Compuware und BMC gehen IBM an die Mainframe-Einnahmen Die Limits der Mainframe-Lizenzen optimal ausreizen
Hohe Workloads sagen BMC und Compuware der neuen Version der IBM-Mainframe z13 voraus. Und das könnte zu einer Erhöhung der monatlichen Lizenzgebühren führen. Für die entscheidenden Schwellwerte haben die beiden Softwarehäuser Nutzungslimiter gebündelt.

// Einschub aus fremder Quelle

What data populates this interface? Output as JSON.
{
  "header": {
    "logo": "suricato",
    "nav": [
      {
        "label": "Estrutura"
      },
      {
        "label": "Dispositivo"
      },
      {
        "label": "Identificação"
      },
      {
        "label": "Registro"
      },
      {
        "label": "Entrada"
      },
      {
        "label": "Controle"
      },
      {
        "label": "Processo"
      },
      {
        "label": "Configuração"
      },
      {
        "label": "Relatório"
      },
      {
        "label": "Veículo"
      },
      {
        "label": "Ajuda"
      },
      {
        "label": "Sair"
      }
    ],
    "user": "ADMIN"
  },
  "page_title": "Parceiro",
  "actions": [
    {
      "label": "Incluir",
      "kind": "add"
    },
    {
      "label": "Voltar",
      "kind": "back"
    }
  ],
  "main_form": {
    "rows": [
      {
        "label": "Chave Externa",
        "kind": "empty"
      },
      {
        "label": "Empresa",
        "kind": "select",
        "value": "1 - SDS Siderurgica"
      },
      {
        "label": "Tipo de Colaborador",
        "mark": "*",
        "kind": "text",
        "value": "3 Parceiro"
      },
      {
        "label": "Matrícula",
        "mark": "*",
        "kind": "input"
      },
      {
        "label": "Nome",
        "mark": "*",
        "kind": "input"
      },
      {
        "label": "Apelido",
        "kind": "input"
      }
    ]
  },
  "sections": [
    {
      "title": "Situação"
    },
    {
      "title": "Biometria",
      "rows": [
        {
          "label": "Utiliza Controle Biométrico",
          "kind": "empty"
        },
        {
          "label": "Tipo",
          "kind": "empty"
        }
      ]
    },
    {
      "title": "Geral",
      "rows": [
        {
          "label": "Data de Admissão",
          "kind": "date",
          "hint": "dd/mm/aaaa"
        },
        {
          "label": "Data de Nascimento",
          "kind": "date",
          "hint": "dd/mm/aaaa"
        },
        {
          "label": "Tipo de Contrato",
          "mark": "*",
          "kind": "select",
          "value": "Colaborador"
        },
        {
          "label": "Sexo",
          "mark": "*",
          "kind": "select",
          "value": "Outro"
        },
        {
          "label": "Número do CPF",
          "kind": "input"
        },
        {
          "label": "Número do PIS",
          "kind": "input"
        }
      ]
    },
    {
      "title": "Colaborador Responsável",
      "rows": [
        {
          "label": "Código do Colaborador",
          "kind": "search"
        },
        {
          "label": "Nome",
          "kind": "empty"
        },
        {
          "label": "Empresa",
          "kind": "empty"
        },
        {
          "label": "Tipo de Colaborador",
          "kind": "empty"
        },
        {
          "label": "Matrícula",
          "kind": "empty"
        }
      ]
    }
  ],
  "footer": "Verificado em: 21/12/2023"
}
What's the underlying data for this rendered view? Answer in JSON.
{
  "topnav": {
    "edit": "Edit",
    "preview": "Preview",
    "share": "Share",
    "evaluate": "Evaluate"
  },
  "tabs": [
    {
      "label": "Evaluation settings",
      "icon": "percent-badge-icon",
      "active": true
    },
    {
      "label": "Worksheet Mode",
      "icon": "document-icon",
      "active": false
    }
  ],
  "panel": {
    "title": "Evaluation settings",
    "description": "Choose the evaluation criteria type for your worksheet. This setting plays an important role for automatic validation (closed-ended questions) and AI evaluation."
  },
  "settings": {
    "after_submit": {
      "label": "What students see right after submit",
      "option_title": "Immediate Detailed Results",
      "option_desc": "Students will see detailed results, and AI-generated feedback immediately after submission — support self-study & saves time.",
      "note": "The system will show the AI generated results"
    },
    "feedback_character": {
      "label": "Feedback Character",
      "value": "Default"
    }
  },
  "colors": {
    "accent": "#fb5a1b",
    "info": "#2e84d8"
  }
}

Was haben wir als junge Autobesitzer gemacht? Die Motorendrosselung ausgeschaltet oder „verschraubt“. Und später mit den elektronischen Leistungsbegrenzern? Gleich eine Tuning-Motorensteuerung eingebaut. Die Folgen: Nun ja, der Sprit war damals halt noch nicht so teuer.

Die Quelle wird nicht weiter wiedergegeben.